Statistics Canada recently released data on full-time academic workers at Canadian universities, and I thought I’d through the data to see how Alberta has fared, particularly during the time the UCP has been in power.
After all, if Alberta has seen year after year of cuts to postsecondary education, surely it’s affected how many people are still teaching at the universities in Alberta.
First, here’s how many people were teaching full-time at universities in each province during the most recent academic year: 2021–2022.
ON | 17,082 |
QC | 11,061 |
BC | 6,831 |
AB | 4,929 |
NS | 2,103 |
MB | 1,788 |
SK | 1,584 |
NB | 1,149 |
NL | 948 |
PEI | 264 |
Unsurprisingly, Alberta has the fourth highest. I’m not surprised because Alberta also has the fourth largest population in the country. It makes sense that these numbers would reflect that.
Granted, this shows the situation at one point in time. To get a better picture of these numbers, we should take a look at them over time. So, let’s compare them to the 2018–2019 school year, the last year before the UCP were in power.
2018–2019 | 2021–2022 | Change | % change | |
---|---|---|---|---|
ON | 16,416 | 17,082 | 666 | 4.06% |
BC | 6,402 | 6,831 | 429 | 6.70% |
QC | 10,689 | 11,061 | 372 | 3.48% |
MB | 1,764 | 1,788 | 24 | 1.36% |
PEI | 243 | 264 | 21 | 8.64% |
NS | 2,097 | 2,103 | 6 | 0.29% |
SK | 1,581 | 1,584 | 3 | 0.19% |
NB | 1,146 | 1,149 | 3 | 0.26% |
NL | 1,020 | 948 | -72 | -7.06% |
AB | 5,082 | 4,929 | -153 | -3.01% |
Over this 3-year period, Alberta was one of only two provinces that saw a reduction in full-time academic workers at Canadian universities. While the three largest provinces in the country all saw increases to the number of full-time academic workers, Alberta got rid of over 150 of theirs.
The UCP will tell you that Alberta was paying more than “comparator provinces” for post-secondary wages, which implies that we had too many full-time academic workers in the province.
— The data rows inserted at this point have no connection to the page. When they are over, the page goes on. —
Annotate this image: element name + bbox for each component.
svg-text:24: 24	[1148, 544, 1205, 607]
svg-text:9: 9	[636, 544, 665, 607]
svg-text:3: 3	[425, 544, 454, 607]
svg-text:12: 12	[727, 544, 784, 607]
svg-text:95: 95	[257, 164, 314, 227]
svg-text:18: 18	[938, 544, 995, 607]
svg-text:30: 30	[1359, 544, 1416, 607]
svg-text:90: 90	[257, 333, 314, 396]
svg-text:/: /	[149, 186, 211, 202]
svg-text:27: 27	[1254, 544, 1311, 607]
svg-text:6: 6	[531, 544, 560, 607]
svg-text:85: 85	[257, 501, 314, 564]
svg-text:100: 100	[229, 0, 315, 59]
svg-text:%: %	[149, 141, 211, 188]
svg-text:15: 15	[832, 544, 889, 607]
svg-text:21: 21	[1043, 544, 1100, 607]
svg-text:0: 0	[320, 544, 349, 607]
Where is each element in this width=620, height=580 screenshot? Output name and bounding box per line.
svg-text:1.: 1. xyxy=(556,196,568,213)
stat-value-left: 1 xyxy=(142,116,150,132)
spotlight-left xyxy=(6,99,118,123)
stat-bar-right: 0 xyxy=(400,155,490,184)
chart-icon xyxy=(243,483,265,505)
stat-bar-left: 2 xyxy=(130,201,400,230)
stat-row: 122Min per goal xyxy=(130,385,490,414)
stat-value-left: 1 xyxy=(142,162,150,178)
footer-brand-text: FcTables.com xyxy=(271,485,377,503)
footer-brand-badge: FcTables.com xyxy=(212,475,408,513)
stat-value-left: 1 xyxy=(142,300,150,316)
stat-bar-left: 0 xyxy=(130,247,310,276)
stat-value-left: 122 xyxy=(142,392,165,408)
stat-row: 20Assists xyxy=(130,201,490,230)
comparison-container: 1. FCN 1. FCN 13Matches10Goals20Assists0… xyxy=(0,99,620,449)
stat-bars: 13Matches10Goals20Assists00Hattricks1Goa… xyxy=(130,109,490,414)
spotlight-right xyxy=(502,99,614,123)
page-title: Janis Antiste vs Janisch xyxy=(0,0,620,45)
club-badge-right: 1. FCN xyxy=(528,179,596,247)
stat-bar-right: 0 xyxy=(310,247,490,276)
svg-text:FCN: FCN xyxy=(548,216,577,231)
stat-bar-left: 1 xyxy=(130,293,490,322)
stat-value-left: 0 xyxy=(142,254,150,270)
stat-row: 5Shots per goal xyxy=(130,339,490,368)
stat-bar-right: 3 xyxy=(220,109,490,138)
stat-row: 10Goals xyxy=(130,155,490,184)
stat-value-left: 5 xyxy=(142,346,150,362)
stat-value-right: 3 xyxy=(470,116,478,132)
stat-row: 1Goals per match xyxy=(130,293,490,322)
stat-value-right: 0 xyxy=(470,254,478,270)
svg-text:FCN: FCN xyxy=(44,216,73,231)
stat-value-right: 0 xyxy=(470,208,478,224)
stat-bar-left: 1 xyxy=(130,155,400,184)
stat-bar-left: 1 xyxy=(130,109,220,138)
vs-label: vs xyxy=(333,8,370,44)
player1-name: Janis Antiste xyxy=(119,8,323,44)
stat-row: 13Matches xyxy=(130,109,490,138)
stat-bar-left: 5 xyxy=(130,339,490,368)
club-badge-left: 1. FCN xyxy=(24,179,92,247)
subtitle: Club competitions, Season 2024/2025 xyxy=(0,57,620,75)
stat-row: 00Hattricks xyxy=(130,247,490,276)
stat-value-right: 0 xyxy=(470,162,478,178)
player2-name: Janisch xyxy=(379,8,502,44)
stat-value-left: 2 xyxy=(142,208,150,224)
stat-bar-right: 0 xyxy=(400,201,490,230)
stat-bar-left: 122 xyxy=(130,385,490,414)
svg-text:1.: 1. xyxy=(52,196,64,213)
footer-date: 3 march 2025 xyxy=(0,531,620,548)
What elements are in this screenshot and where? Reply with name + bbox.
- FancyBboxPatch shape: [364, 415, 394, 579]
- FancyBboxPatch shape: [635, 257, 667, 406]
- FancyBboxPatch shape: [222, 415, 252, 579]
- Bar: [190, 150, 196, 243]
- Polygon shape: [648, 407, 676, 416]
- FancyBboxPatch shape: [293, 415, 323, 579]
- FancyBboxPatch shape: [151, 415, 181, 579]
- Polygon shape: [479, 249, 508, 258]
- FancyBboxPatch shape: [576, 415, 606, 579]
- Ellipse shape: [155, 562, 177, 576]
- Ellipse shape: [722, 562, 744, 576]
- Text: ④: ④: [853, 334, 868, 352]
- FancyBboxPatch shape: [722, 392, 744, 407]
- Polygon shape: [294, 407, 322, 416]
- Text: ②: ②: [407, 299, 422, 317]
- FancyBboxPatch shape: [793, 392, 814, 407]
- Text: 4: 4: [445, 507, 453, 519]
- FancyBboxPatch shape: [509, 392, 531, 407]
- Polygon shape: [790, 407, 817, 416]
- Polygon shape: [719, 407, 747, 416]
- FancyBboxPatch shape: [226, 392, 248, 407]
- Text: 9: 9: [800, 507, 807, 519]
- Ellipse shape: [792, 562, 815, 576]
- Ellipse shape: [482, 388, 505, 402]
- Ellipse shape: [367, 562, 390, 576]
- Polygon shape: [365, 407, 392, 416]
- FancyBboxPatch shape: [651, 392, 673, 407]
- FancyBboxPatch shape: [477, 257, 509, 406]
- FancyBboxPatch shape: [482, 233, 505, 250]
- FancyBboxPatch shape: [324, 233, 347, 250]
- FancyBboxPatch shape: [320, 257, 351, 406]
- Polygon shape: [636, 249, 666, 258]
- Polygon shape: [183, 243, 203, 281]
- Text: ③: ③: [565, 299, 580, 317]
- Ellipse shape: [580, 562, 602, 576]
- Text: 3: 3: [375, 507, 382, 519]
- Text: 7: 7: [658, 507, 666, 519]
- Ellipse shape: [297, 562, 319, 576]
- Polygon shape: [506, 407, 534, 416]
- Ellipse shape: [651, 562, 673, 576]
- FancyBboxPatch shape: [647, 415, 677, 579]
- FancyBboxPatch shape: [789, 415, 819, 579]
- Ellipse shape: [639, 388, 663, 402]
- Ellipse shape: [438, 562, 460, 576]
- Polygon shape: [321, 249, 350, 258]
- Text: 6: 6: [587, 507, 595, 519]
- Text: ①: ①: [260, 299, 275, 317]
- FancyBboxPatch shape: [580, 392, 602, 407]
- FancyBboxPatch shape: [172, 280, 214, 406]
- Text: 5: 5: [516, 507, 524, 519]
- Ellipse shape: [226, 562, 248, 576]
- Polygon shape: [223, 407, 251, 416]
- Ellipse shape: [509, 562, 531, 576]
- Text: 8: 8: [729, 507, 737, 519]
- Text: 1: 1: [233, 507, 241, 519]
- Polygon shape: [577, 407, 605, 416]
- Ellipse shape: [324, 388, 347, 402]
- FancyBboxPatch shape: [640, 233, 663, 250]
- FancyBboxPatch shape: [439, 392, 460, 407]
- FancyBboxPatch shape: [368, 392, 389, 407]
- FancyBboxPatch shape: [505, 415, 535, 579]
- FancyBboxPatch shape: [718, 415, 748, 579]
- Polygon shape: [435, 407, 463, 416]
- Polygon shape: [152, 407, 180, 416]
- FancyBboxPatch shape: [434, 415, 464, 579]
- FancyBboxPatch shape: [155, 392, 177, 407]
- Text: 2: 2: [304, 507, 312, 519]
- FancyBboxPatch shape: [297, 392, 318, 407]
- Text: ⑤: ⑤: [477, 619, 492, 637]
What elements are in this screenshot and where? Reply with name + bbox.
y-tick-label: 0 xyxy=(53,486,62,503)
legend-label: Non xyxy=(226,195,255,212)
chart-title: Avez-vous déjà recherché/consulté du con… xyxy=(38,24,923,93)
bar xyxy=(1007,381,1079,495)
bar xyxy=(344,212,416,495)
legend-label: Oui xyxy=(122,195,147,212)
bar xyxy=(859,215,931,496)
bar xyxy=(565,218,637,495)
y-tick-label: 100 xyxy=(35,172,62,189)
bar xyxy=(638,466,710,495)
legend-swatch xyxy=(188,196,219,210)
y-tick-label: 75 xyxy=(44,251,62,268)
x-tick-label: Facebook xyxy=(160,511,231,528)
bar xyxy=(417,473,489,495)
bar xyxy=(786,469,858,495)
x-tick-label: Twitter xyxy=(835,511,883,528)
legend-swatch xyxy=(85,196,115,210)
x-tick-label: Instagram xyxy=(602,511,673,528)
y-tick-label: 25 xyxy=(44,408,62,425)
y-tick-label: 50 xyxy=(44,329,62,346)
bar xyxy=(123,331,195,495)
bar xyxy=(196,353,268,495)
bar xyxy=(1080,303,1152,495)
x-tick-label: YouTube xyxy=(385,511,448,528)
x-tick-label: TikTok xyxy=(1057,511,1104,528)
In 2018–2019, Alberta’s share of the country’s full-time academic workers was 10.94%. Three years later, that percentage has dropped to 10.31%.
However, Alberta accounts for 11.7% of Canada’s population. Which means that on a per capita basis, Alberta already had too few full-time academic workers.
Okay, but were they all sessionals? Did we increase all the professorials ranks but lose a bunch of sessionals?
Well, not quite.
2018–2019 | 2021–2022 | Change | % change | |
---|---|---|---|---|
Full professor | 1,788 | 1,887 | 99 | 5.54% |
Associate professor | 1,695 | 1,650 | -45 | -2.65% |
Assistant professor | 1,083 | 858 | -225 | -20.78% |
Other | 516 | 534 | 18 | 3.49% |
Alberta saw an increase in about 100 full professors while the UCP have been in power. It’s possible that some (or even all) of the 45 associate professors were promoted to full professor, but even in that scenario, we still lost more than twice the number of assistant professors than the number of full professors we gained.
And just so we’re clear, 1 in 5 assistant professors employed in Alberta are no longer assistant professors.
And people not in a professorial rank, which would include sessionals, increased by only 18. For the entire province. That’s an average increase of just 6 sessionals (and others) per year across all Alberta universities.
It gets worse.
During the 2014–2015 school year, the last year the Progressive Conservatives were in power, there were 4,986 full-time academic workers in Alberta.
That means two things. First, under the NDP government, Alberta universities hired over 100 full-time academic workers. Second, after 3 years under the UCP administration, Alberta not only lost all the workers hired under the NDP, but we lost nearly another 60 for good measure.
We have fewer people teaching full-time in Alberta universities now than we did in 2014–2015.
No wonder two faculty associations went on strike last year, the first time ever in Alberta.